Credit: Anna Podskalská
by Paul Attard Film

Red Shoes | Anna Podskalská

July 17, 2021

Anna Podskalská’s Red Shoes presents a popular and insidious trend within contemporary animated cinema at the moment, with its animation style aping the oil-painting-on-canvas approach taken with critical darling Loving Vincent from a few years previous. This specific style isn’t one that lacks some level of base praise, albeit more for the time that was put into the final product than what was allocated for storyboarding, but it feels entirely like a technical flex searching for a pronounced visual aesthetic. Some issues to work out upfront to help clarify this stance: The bulky and thick brush strokes that comprise each character restricts their movement into more obvious gestures, taking out most of the motion from anything that’s not a central object. So while each individual frame is being painted, only a few sections of the composition are being affected, making for some stiff gestures and lifeless backgrounds. It also never looks particularly good as a general practice, coming off as crude and unmemorable by most modern animation standards — hell, even the carbon-copy thick-line CalArts style of most running American cartoons has a little something more of a visual flair going for it than stuff of this ilk.

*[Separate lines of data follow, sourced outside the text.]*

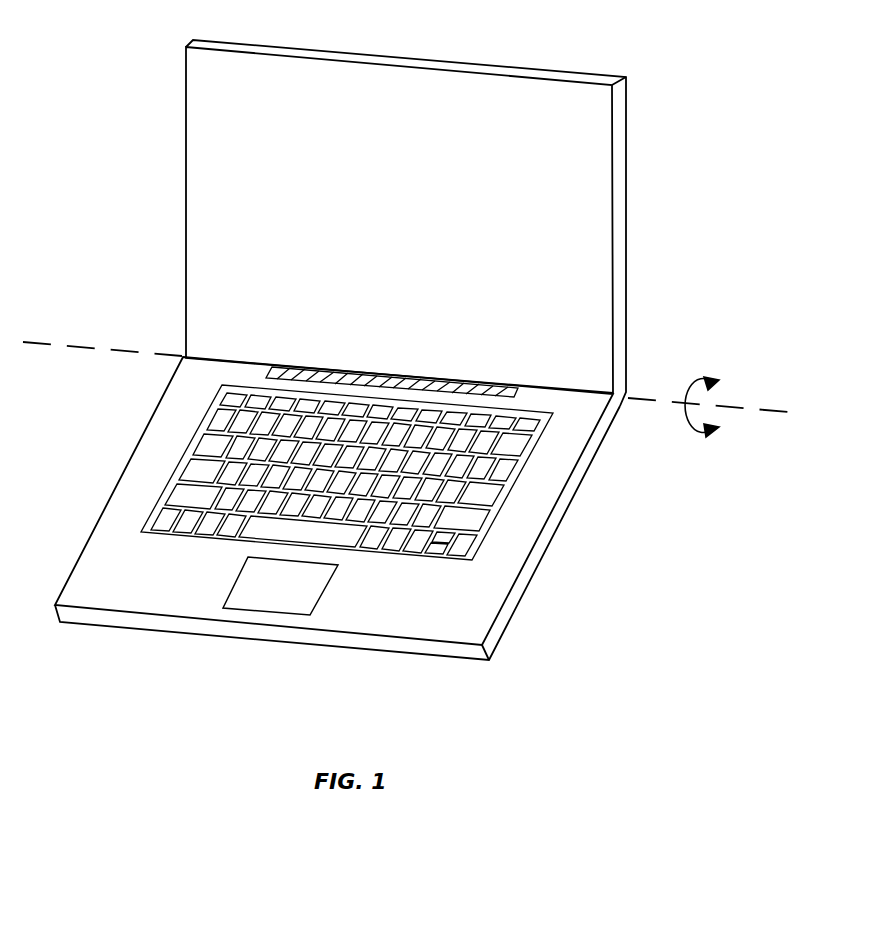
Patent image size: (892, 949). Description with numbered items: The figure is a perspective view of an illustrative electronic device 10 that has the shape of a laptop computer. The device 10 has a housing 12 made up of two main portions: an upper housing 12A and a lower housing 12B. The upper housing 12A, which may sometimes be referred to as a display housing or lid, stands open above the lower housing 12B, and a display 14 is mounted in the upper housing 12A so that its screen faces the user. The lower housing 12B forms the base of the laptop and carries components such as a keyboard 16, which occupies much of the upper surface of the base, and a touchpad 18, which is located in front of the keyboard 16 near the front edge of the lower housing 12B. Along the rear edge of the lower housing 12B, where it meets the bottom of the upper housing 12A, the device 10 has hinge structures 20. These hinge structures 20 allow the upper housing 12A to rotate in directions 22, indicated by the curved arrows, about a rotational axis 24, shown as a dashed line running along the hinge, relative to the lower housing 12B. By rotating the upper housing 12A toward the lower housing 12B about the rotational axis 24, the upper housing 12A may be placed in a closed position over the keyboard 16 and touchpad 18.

The electronic device 10 is at (405, 350).
The housing 12 is at (361, 368).
The upper housing 12A is at (396, 223).
The lower housing 12B is at (343, 524).
The display 14 is at (540, 210).
The keyboard 16 is at (482, 490).
The touchpad 18 is at (325, 597).
The hinge structures 20 is at (494, 386).
The directions 22 is at (690, 437).
The rotational axis 24 is at (78, 344).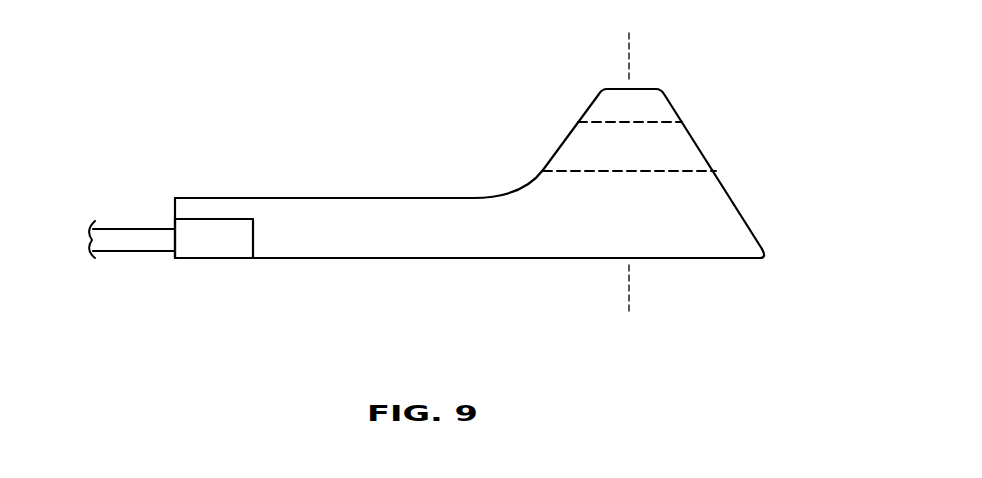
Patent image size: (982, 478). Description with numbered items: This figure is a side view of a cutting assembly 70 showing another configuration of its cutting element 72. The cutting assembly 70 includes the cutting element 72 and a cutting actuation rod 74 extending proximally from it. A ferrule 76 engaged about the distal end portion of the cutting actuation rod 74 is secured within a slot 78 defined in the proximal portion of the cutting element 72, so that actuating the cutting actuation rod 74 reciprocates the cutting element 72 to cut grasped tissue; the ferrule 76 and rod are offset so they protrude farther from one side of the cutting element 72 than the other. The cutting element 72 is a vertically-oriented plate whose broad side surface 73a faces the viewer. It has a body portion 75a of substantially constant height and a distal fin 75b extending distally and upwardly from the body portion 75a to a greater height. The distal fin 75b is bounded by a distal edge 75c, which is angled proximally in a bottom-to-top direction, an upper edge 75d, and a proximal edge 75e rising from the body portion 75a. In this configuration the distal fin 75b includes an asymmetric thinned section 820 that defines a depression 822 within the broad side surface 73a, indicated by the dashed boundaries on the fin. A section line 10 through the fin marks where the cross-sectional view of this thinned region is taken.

The cutting assembly 70 is at (284, 100).
The cutting element 72 is at (406, 176).
The broad side surface 73a is at (388, 240).
The cutting actuation rod 74 is at (142, 226).
The body portion 75a is at (470, 233).
The distal fin 75b is at (730, 231).
The distal edge 75c is at (741, 193).
The upper edge 75d is at (651, 80).
The proximal edge 75e is at (551, 148).
The ferrule 76 is at (215, 257).
The slot 78 is at (222, 219).
The asymmetric thinned section 820 is at (688, 118).
The depression 822 is at (660, 140).
The section line 10 is at (629, 33).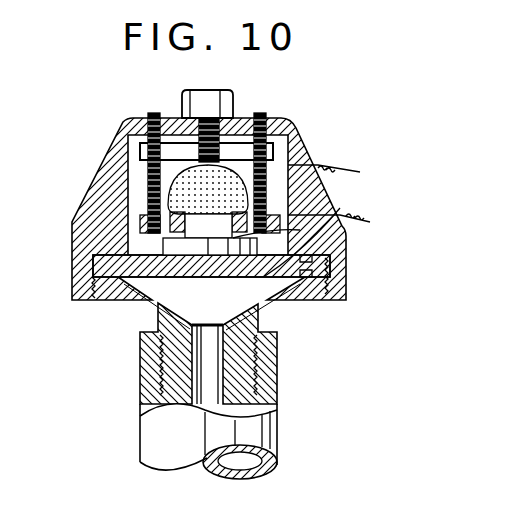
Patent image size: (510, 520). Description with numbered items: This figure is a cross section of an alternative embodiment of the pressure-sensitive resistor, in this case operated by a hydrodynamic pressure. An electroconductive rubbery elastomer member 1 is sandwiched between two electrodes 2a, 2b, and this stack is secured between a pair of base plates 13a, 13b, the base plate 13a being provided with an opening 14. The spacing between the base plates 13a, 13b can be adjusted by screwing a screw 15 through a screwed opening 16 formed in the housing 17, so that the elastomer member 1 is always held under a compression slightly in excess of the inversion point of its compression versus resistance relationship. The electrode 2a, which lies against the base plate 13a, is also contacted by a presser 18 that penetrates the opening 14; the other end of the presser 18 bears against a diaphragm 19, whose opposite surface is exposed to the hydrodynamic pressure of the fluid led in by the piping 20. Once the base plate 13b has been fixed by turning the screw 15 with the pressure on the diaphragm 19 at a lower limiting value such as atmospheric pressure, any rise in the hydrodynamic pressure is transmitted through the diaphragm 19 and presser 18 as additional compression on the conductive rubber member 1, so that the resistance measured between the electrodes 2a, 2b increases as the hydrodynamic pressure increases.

The electroconductive rubbery elastomer member 1 is at (302, 190).
The electrode 2a is at (166, 193).
The electrode 2b is at (150, 166).
The base plate 13a is at (290, 225).
The base plate 13b is at (268, 140).
The opening 14 is at (158, 240).
The screw 15 is at (190, 104).
The screwed opening 16 is at (186, 124).
The housing 17 is at (303, 152).
The presser 18 is at (345, 273).
The diaphragm 19 is at (281, 294).
The piping 20 is at (158, 440).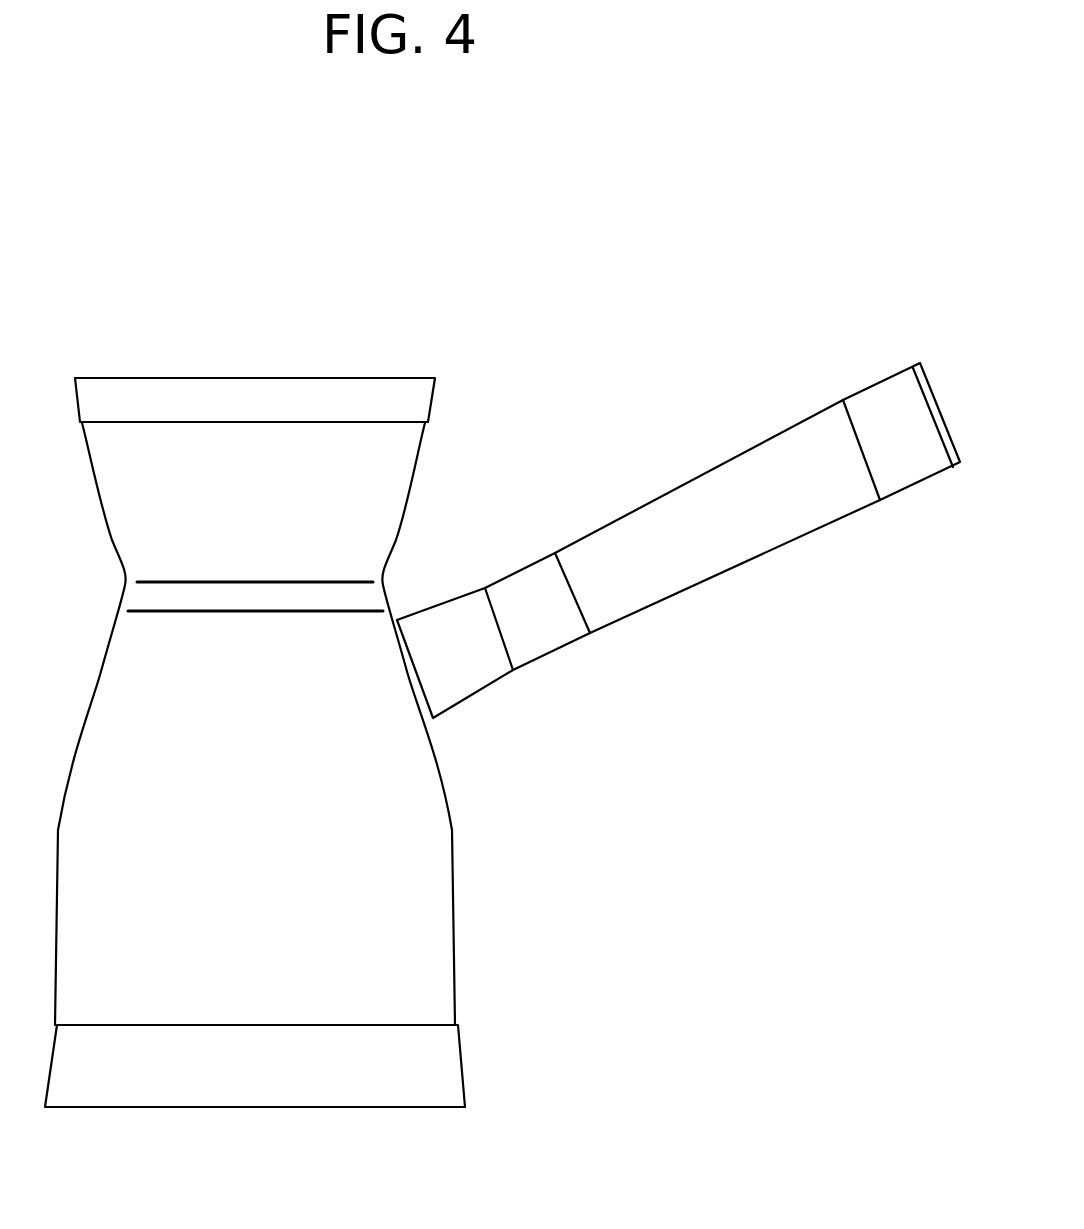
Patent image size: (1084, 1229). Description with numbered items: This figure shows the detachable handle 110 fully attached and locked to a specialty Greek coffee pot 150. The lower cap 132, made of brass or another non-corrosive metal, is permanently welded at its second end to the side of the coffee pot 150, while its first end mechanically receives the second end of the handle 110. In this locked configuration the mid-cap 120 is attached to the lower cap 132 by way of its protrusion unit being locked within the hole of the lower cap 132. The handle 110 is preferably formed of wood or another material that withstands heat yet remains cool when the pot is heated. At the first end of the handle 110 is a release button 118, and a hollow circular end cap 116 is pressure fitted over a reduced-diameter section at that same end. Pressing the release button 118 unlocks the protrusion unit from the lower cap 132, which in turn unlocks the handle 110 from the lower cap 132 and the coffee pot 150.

The coffee pot 150 is at (230, 351).
The detachable handle 110 is at (678, 547).
The lower cap 132 is at (479, 711).
The mid-cap 120 is at (568, 663).
The circular end cap 116 is at (898, 516).
The release button 118 is at (901, 347).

What’s so unique to animation and it’s inherent sensibilities is the artistic liberation afforded by this mode of expression, not immediately concerned with representing reality or any indexicality. So why limit what one’s able to accomplish within their given medium or art form? This type approach brings with it an air of respectability from types who usually wouldn’t be caught dead watching something animated (i.e., clearly for children and only them), so maybe that’s why artists are perfectly fine operating within this clunky technique. Even disregarding all of that and attempting to view the short on its own terms, it’s still severely lacking in anything exciting. The basic narrative outline involves a young girl who begins to dance uncontrollably whenever she wears these devilish red shoes, and that limiting conceit fairly confines the film (though to be fair, the simplicity here is probably a product of its source material). The end to this short conflict? She has her legs cut off by some Baba Yaga-esque figure wielding a scythe, teaching her the all important lesson that… dancing is bad? At least during those sections, things become more jovial, as the brownish color palette contrasts against the crimson fury of those cardinal loafers, the only moments of inspiration that don’t feel distinctly try-hard and deadening in their meager aspirations.


Published as part of Cannes Film Festival 2021 — Dispatch 6.